Her death didn’t trend. This was 2006, no X, no Instagram noise, no reposts. But it mattered to the people who understood the weight of her quiet contribution to the culture. It mattered to Seun, whose own sound was still forming in those years. It mattered to those who saw the Kuti women as the backbone of that movement.
In a week drowning in political drama, Fehintola’s passing was a reminder that cultural grief rests differently. It doesn’t shout. It lingers.
3. Politics No Gree Calm Down — Fayose Wahala Still Dey Boil
Meanwhile, while Lagos mourned and the music world held its chest, the political theatre in Ekiti was still serving fresh episodes. The so-called “Fayose scandal” was refusing to fade away.
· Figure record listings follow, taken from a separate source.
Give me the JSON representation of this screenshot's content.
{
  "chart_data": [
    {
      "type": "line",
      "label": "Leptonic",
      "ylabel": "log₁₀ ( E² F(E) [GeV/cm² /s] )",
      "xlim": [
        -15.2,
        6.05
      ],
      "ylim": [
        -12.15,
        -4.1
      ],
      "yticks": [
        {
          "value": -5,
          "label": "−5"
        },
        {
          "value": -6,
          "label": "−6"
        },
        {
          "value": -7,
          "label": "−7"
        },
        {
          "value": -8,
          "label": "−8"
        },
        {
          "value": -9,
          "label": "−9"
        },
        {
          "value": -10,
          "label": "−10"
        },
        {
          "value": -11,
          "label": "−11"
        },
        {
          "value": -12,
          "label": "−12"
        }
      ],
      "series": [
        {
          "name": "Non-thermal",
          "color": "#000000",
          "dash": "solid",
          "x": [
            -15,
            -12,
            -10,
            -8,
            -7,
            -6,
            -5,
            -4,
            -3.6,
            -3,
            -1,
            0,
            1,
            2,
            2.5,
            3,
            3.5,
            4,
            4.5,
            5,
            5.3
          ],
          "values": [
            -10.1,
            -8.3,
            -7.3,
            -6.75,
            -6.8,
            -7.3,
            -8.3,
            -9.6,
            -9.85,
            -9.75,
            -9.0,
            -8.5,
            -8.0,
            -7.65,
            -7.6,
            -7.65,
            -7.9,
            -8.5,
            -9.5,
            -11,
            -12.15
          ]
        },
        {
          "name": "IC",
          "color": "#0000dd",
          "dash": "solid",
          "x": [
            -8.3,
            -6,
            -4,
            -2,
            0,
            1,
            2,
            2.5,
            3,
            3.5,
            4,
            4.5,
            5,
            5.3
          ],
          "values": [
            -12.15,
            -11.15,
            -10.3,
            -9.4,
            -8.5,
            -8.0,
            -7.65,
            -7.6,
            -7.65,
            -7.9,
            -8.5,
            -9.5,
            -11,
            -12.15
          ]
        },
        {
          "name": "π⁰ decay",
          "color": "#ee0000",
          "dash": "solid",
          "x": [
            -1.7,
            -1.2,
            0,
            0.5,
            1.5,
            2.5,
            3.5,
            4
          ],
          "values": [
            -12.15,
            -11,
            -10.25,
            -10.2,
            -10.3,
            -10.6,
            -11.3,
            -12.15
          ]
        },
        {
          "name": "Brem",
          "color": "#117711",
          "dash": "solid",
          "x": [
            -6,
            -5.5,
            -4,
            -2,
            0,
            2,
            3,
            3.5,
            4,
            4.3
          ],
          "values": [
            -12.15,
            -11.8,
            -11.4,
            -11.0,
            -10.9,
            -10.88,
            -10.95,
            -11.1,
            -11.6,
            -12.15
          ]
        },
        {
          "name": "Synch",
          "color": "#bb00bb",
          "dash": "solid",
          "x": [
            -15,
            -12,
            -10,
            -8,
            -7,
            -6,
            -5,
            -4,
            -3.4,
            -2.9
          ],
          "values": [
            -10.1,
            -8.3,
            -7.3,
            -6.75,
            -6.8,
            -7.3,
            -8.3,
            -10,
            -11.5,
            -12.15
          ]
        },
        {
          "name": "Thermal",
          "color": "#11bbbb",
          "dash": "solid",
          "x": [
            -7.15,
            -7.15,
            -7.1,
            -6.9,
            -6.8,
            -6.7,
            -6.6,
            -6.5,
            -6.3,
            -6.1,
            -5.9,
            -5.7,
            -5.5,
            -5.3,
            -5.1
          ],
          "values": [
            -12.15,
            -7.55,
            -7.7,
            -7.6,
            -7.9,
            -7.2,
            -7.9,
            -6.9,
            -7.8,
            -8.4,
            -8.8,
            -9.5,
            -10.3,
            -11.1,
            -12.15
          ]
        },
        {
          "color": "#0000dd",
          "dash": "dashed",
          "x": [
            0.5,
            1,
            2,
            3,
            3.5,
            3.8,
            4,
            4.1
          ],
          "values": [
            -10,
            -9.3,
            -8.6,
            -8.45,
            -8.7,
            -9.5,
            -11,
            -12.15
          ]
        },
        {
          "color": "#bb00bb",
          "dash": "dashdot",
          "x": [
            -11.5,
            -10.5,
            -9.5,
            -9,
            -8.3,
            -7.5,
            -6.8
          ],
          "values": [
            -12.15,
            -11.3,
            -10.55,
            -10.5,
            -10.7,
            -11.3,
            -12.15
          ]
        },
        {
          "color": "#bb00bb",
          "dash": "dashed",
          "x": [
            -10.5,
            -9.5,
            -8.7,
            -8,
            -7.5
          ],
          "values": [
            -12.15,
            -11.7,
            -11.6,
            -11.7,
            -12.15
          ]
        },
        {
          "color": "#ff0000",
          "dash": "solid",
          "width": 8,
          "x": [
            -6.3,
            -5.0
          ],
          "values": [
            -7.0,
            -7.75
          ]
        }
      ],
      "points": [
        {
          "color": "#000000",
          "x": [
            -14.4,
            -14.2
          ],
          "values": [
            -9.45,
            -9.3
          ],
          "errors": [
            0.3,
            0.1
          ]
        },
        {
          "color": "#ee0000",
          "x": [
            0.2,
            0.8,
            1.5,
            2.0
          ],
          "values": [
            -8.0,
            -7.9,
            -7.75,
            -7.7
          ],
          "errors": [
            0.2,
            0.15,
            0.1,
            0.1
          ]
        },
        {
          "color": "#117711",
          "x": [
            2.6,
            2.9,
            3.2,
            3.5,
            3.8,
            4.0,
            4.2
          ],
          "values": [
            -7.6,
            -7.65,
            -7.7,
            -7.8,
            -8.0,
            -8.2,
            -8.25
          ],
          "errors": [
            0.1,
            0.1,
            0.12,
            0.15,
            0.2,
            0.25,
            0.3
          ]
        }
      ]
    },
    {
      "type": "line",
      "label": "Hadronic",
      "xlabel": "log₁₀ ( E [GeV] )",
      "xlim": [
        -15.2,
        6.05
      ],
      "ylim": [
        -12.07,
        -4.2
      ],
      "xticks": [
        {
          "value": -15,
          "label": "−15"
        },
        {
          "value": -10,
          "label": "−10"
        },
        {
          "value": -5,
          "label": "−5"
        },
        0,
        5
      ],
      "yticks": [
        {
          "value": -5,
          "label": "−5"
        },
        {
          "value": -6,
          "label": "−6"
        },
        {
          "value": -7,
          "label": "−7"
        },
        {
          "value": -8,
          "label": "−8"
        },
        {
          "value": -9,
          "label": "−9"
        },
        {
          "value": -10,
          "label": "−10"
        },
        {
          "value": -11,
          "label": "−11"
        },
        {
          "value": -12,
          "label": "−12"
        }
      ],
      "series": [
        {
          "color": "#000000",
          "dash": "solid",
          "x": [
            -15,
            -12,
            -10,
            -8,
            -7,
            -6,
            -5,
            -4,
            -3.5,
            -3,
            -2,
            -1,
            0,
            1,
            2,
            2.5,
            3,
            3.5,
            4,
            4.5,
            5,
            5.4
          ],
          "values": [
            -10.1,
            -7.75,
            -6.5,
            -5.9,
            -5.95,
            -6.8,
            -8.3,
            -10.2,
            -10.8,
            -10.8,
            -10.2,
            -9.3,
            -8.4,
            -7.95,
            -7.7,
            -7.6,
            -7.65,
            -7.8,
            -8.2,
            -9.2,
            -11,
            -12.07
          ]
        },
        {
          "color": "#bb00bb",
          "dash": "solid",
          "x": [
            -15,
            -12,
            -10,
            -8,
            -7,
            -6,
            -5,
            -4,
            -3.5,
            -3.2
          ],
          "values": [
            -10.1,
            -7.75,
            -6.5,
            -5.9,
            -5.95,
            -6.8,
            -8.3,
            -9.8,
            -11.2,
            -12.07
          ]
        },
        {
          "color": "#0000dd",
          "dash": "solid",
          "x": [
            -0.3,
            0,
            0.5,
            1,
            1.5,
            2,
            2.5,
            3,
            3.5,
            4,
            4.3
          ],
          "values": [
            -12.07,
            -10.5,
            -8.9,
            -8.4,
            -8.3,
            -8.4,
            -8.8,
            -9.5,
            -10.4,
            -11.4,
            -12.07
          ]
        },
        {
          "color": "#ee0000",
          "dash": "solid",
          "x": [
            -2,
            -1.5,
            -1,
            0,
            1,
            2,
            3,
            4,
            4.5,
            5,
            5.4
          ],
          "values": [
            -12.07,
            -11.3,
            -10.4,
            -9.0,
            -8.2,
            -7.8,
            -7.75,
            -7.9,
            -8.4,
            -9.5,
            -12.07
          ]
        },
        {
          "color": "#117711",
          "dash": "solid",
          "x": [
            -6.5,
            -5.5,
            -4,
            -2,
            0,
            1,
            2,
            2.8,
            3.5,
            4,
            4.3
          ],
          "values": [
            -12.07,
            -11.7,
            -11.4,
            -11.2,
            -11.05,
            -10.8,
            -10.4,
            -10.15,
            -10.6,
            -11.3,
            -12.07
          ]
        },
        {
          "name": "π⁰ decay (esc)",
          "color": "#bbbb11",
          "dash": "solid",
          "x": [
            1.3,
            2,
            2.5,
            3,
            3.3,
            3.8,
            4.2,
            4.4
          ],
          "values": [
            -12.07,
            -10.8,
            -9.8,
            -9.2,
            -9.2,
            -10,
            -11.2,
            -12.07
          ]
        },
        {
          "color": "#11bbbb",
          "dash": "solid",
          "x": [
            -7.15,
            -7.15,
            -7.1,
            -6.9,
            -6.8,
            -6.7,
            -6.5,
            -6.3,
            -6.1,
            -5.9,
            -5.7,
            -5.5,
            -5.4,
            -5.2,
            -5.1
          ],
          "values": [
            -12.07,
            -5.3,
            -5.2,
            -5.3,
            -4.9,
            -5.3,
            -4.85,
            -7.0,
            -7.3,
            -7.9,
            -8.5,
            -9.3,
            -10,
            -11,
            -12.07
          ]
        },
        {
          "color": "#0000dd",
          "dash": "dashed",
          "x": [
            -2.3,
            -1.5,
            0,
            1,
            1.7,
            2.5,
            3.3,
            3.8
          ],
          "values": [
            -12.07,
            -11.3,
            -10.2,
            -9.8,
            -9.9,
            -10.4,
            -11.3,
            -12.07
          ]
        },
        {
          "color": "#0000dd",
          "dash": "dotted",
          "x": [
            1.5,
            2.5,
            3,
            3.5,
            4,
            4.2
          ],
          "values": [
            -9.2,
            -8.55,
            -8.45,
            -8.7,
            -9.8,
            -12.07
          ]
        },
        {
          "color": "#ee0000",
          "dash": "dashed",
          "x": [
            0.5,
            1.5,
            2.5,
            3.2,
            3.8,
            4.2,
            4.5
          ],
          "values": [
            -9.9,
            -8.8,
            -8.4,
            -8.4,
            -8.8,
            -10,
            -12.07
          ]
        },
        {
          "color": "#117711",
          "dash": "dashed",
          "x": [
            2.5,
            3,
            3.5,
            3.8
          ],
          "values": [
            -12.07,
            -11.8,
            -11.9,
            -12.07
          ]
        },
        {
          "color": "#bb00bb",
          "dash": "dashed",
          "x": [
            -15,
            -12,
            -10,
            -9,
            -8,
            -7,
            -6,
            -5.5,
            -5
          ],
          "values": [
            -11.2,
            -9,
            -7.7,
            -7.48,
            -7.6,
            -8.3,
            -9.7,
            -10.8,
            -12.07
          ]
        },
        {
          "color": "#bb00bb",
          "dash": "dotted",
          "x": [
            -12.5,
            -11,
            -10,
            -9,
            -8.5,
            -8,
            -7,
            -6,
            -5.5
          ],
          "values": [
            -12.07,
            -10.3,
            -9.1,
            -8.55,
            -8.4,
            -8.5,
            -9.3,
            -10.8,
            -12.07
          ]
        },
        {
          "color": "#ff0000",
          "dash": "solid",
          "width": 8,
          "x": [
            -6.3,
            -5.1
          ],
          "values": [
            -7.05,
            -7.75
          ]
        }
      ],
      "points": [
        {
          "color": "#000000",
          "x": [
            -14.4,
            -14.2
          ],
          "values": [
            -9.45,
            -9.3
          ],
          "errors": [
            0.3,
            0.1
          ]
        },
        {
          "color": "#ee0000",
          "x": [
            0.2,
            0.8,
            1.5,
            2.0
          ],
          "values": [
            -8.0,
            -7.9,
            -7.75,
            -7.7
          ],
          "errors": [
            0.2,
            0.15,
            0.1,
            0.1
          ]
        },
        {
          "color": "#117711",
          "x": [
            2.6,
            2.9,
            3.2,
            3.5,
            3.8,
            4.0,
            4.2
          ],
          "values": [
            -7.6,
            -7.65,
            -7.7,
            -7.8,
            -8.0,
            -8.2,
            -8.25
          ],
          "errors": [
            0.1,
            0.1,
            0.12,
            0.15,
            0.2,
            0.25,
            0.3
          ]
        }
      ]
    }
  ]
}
It kept popping up like a stubborn rumor that somehow always finds new oxygen.
Ayo Fayose, then governor of Ekiti, was battling allegations and political battles that were becoming messier by the week. Different camps had different versions, and depending on who you listened to, he was either fighting for survival or fighting for redemption.
Names like Doni and Olagunsoye Oyinlola surfaced in the conversations, politicians who, according to reports, might step in to calm the situation or at least stop the PDP boat from leaking water all over the table. Nigerian politics has always been a blend of shadow moves and public statements, and this one had enough shadows to confuse even political insiders.
P M News didn’t go deep into the details on that front page, but simply dropping the headline was enough to stir eyebrows and start arguments in taxis and buka tables. Nigerians didn’t need long essays to know when something big was brewing.
Ekiti was boiling, And people could smell it from Lagos.

4. Adedibu’s Family — “Me? Senate? Why Not?” Type Confidence
Now this one, ehn, this headline had its own attitude. It had that typical Ibadan flavour, bold, fearless, and slightly mischievous. One of the wives of Chief Lamidi Adedibu, the strongman of Oyo politics, reportedly saying she was “OK for Senate”.
If you knew Adedibu, the “Garrison Commander” of Ibadan politics, you wouldn’t be surprised. That household ran on pure political energy. Ambition wasn’t just encouraged; it was almost compulsory.
So hearing that the Madam of the house was eyeing the Senate didn’t sound far-fetched. Nigerians joked about it, debated it, or shrugged depending on who they were. But everybody agreed on one thing, Adedibu’s corner never lacked gist.
The headline wasn’t just political. It was attitude. It was swagger, the kind of statement only someone soaked in the Adedibu political universe could make.
A Front Page That Froze the Country’s Mood in One Sweep
Looking back now, that July 27, 2006, edition of Newspaper reads like a condensed documentary of a tense period. You had assassination. You had a cultural loss. You had political scandals bubbling like overcooked stew. You had ambition flying where people didn’t expect it.
It was Nigeria in full, noisy, grieving, dramatic, unpredictable, resilient. A country that somehow carries multiple crises in one week without breaking apart.
When you held that paper, you weren’t just reading. You were witnessing, the kind of witnessing that sits with you long after the newsprint fades.